Tuesday, November 24, 2009

From the mouths of babes...

Sometimes, as parents, we avoid telling our young children the truth. We don't explain things the way we should or don't show how we really feel simply because we think they are incapable of comprehending. But the fact is, they do feel...they do understand...and so much more than we give them credit for.

While having dinner last night, I overheard this conversation between my daughter and youngest son.

Missy: "If you had one wish, what would it be?"
Matthew: "I'll wish Mama's mom back."
Missy: "Why?"
Matthew: "Because that would make Mama happy."

How sensitive is my son to my feelings.  Oftentimes, I even think that, at his tender age of 8, he knows me even deeper than most people do.  I thanked him for what he wished for but quickly added that I did not desire for his Lola to come back.  If she does, I told him, she'd only get sick again and I do not want that.  She is much better off staying in heaven...

Mom and Matthew in 2005


  1. What a sweet and selfless thing to wish for! Most 8 year old boys would wish for the latest video game or the like! Your son has a beautiful heart :)

  2. What a compassionate little boy your son.

    My oldest son (12) once had a sort-of similar conversation with me when he was 8-9 years old. It's not that it's similar in wishing for me really, but the sentiment of thought is the same. Tear-inducing for sure. We were in the car and he asked if I thought I was going to heaven when I died. I said "yes." He thought for a moment on that answer. He got teary-eyed. I asked if he was alright. He looked at me through the rear view mirror and said "I want to go with you!" I didn't know what to say - how does a parent respond to that without scaring them further? He suddenly burst out with "Well, when you do go to heaven I'm going to hold onto your foot so I can go "up" with you."

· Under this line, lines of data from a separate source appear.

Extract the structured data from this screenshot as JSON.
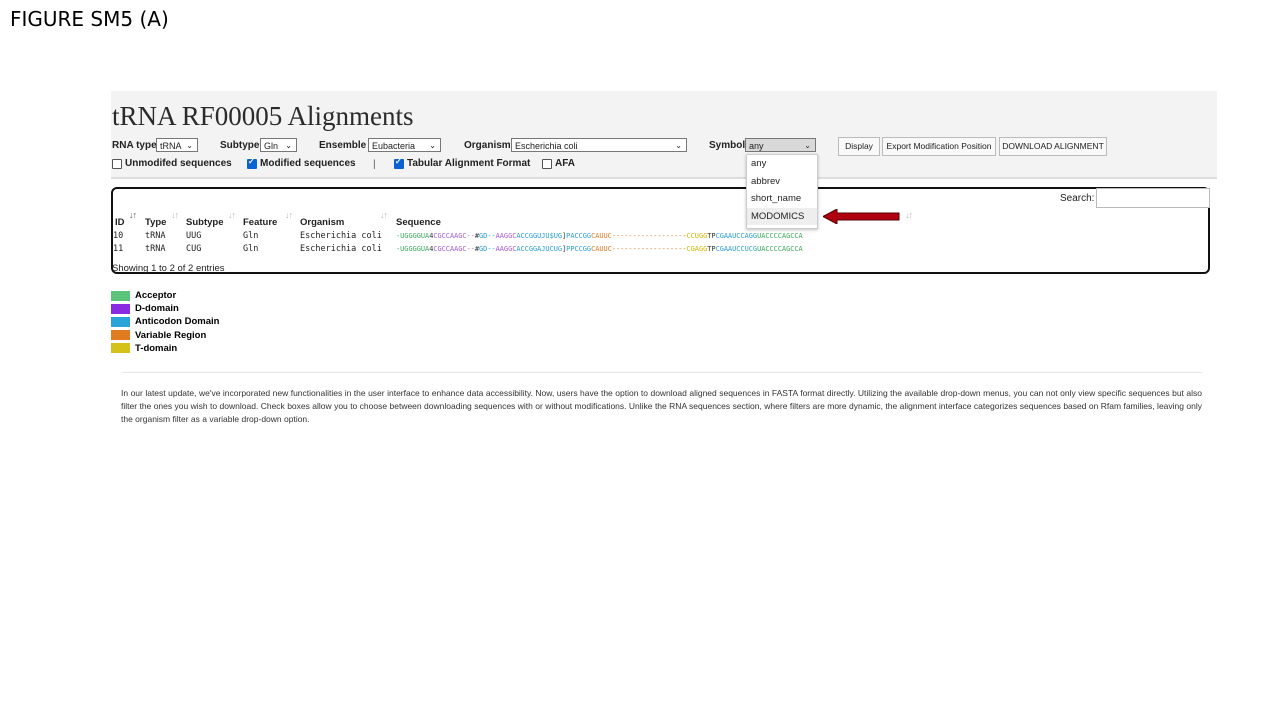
{
  "figure_title": "FIGURE SM5 (A)",
  "page_title": "tRNA RF00005 Alignments",
  "filters": {
    "rna_type": {
      "label": "RNA type",
      "value": "tRNA"
    },
    "subtype": {
      "label": "Subtype",
      "value": "Gln"
    },
    "ensemble": {
      "label": "Ensemble",
      "value": "Eubacteria"
    },
    "organism": {
      "label": "Organism",
      "value": "Escherichia coli"
    },
    "symbol": {
      "label": "Symbol",
      "value": "any",
      "options": [
        "any",
        "abbrev",
        "short_name",
        "MODOMICS"
      ]
    }
  },
  "buttons": {
    "display": "Display",
    "export": "Export Modification Position",
    "download": "DOWNLOAD ALIGNMENT"
  },
  "checkboxes": {
    "unmodified": {
      "label": "Unmodifed sequences",
      "checked": false
    },
    "modified": {
      "label": "Modified sequences",
      "checked": true
    },
    "separator": "|",
    "tabular": {
      "label": "Tabular Alignment Format",
      "checked": true
    },
    "afa": {
      "label": "AFA",
      "checked": false
    }
  },
  "search": {
    "label": "Search:",
    "value": ""
  },
  "table": {
    "columns": [
      "ID",
      "Type",
      "Subtype",
      "Feature",
      "Organism",
      "Sequence"
    ],
    "rows": [
      {
        "id": "10",
        "type": "tRNA",
        "subtype": "UUG",
        "feature": "Gln",
        "organism": "Escherichia coli",
        "seq": [
          {
            "t": "-UGGGGUA",
            "c": "acceptor"
          },
          {
            "t": "4",
            "c": "plain"
          },
          {
            "t": "CGCCAAGC--",
            "c": "ddomain"
          },
          {
            "t": "#",
            "c": "plain"
          },
          {
            "t": "GD--",
            "c": "anticodon"
          },
          {
            "t": "AAGGC",
            "c": "ddomain"
          },
          {
            "t": "ACCGGUJU$UG",
            "c": "anticodon"
          },
          {
            "t": "]",
            "c": "plain"
          },
          {
            "t": "PACCGG",
            "c": "anticodon"
          },
          {
            "t": "CAUUC------------------",
            "c": "variable"
          },
          {
            "t": "CCUGG",
            "c": "tdomain"
          },
          {
            "t": "TP",
            "c": "plain"
          },
          {
            "t": "CGAAUCCAGG",
            "c": "anticodon"
          },
          {
            "t": "UACCCCAGCCA",
            "c": "acceptor"
          }
        ]
      },
      {
        "id": "11",
        "type": "tRNA",
        "subtype": "CUG",
        "feature": "Gln",
        "organism": "Escherichia coli",
        "seq": [
          {
            "t": "-UGGGGUA",
            "c": "acceptor"
          },
          {
            "t": "4",
            "c": "plain"
          },
          {
            "t": "CGCCAAGC--",
            "c": "ddomain"
          },
          {
            "t": "#",
            "c": "plain"
          },
          {
            "t": "GD--",
            "c": "anticodon"
          },
          {
            "t": "AAGGC",
            "c": "ddomain"
          },
          {
            "t": "ACCGGAJUCUG",
            "c": "anticodon"
          },
          {
            "t": "]",
            "c": "plain"
          },
          {
            "t": "PPCCGG",
            "c": "anticodon"
          },
          {
            "t": "CAUUC------------------",
            "c": "variable"
          },
          {
            "t": "CGAGG",
            "c": "tdomain"
          },
          {
            "t": "TP",
            "c": "plain"
          },
          {
            "t": "CGAAUCCUCG",
            "c": "anticodon"
          },
          {
            "t": "UACCCCAGCCA",
            "c": "acceptor"
          }
        ]
      }
    ]
  },
  "info": "Showing 1 to 2 of 2 entries",
  "legend": [
    {
      "label": "Acceptor",
      "color": "#5cc47a"
    },
    {
      "label": "D-domain",
      "color": "#8a2be2"
    },
    {
      "label": "Anticodon Domain",
      "color": "#2aa3d8"
    },
    {
      "label": "Variable Region",
      "color": "#e07b20"
    },
    {
      "label": "T-domain",
      "color": "#d4c21a"
    }
  ],
  "colors": {
    "acceptor": "#3dab5a",
    "ddomain": "#a45bd6",
    "anticodon": "#2a9fd4",
    "variable": "#e07b20",
    "tdomain": "#d4b800",
    "plain": "#333333",
    "arrow": "#b00010"
  },
  "description": "In our latest update, we've incorporated new functionalities in the user interface to enhance data accessibility. Now, users have the option to download aligned sequences in FASTA format directly. Utilizing the available drop-down menus, you can not only view specific sequences but also filter the ones you wish to download. Check boxes allow you to choose between downloading sequences with or without modifications. Unlike the RNA sequences section, where filters are more dynamic, the alignment interface categorizes sequences based on Rfam families, leaving only the organism filter as a variable drop-down option."
}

    I literally wept. I can only imagine what his thoughts were on the subject of heaven and a body levitating up towards the sky. But it didn't matter to him. He was going to hold onto my foot like a boy with a balloon string and go along for the ride. It made me feel so good (in a weird way) that my 8 year old child thought that deeply about dying and of me.

    Now, he has a tendency to yell at me. LOL Those tweens, I'll tell you. ;-) Thanks for sharing such a sweet story and for allowing me the memory of mine once again. Your response to your son taught him a valuable lesson of selflessness because even though you miss your mom and it would make you happy to see her again, you wouldn't want her back if that meant her pain. It's like the saying, "Train up a child and when he grows he shall never part." Keep up that wonderful mothering!

  3. It is amazing what our younger children come up with sometimes. I think that when they are still children, they "hear" heaven more clearly than we do as adults and so sometimes surprise us with something so profound.